Angiotensin-converting enzyme 2 (ACE2) is a transmembrane carboxypeptidase that counter-balances the vasoconstrictive axis of the renin-angiotensin system (RAS) by hydrolyzing angiotensin-II (ang-II) to form the vasodilator peptide angiotensin-(1-7)[ang-(1-7)]. Since its discovery in 2000, extensive research has focused on the protective effects of ACE2 expression and activity in the cardiovascular system. However, little is known about the regulation of ACE2 expression and subcellular localization during pathological conditions associated with the development and maintenance of hypertension. In models of ang-II-mediated hypertension, ACE2 protein expression and enzymatic activity are down-regulated in brain regions associated with regulation of cardiovascular function. Therefore, the aim of this study was to investigate the regulation of ACE2 expression, subcellular localization, and enzymatic activity in presence of elevated extracellular ang-II in vitro. To this end, we used a GFP-tagged human ACE2 plasmid construct (ACE2-GFP) in transfected cell lines. Our results demonstrate that after ang-II treatment, ACE2 expression and activity were reduced at the plasma membrane in Neuro2A (N2A) cell line, which express endogenous AT1R. Further, after 4 hours ang-II exposure, ACE2 co-localized with the lysosomal marker Rab7, suggesting that the enzyme undergoes degradation.

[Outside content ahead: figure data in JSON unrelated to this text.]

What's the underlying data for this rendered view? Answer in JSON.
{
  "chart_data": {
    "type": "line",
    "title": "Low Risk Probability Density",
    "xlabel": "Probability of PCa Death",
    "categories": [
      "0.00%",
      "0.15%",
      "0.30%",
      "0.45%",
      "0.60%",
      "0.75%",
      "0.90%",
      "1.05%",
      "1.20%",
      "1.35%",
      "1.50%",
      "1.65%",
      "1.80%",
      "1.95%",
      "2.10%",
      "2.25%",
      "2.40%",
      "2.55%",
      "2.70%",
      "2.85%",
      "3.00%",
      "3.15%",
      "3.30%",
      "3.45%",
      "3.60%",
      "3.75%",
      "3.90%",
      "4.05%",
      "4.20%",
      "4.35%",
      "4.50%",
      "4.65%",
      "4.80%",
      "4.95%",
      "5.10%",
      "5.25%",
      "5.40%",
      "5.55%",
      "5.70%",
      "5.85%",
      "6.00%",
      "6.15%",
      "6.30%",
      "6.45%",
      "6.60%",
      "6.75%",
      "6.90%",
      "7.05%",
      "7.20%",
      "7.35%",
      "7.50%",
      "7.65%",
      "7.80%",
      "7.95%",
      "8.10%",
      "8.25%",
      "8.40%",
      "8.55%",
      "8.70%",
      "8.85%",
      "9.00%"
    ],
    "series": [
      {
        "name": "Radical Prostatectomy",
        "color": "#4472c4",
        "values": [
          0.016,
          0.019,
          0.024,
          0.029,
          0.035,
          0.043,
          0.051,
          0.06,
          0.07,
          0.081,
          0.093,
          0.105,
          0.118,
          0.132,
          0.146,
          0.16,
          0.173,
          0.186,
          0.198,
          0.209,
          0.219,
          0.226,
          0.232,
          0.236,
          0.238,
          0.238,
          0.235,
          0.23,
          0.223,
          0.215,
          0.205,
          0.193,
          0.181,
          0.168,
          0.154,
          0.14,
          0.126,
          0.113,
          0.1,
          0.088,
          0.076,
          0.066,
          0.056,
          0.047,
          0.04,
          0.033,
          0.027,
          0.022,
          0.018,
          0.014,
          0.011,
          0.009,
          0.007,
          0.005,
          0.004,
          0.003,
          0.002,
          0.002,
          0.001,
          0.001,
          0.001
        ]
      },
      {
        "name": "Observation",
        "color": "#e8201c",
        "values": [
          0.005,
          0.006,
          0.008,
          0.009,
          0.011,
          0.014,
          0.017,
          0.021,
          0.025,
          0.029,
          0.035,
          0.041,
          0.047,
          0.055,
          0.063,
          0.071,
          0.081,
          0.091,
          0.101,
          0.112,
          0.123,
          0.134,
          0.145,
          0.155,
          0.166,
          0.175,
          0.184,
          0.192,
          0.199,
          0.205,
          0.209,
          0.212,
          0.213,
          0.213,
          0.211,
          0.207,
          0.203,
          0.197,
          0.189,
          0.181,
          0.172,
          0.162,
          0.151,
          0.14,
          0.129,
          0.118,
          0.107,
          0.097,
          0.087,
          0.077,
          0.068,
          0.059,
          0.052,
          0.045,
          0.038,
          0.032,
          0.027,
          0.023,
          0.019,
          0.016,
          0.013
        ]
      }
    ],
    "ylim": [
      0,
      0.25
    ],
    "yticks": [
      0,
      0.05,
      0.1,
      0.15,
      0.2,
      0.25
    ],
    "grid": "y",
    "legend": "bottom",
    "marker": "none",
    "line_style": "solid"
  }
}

These observations were confirmed by experiments demonstrating a decrease in total cellular ACE2 protein levels following 18 hour ang-II treatment. Ang-II-mediated reduction of ACE2 activity was blocked by pre-treatment with the angiotensin-II type 1 receptor (AT1R) antagonist losartan and lysosomal inhibitor leupeptin. In HEK293T cells, which lack endogenous AT1R expression, ang-II stimulated internalization of ACE2 only after co-transfection of AT1R. In addition, ACE2 co-localized with AT1R at the plasma membrane in co-transfected HEK293T cells. This interaction was decreased by ang-II treatment in a time-dependent manner, which was paralleled by increased ubiquitination of ACE2. Taken together, these data demonstrate for the first time that elevated ang-II decreases ACE2 expression and activity through promoting internalization followed by lysosomal degradation in an AT1R-dependent manner. These results may contribute to expand therapeutic strategies for the treatment of neurogenic hypertension.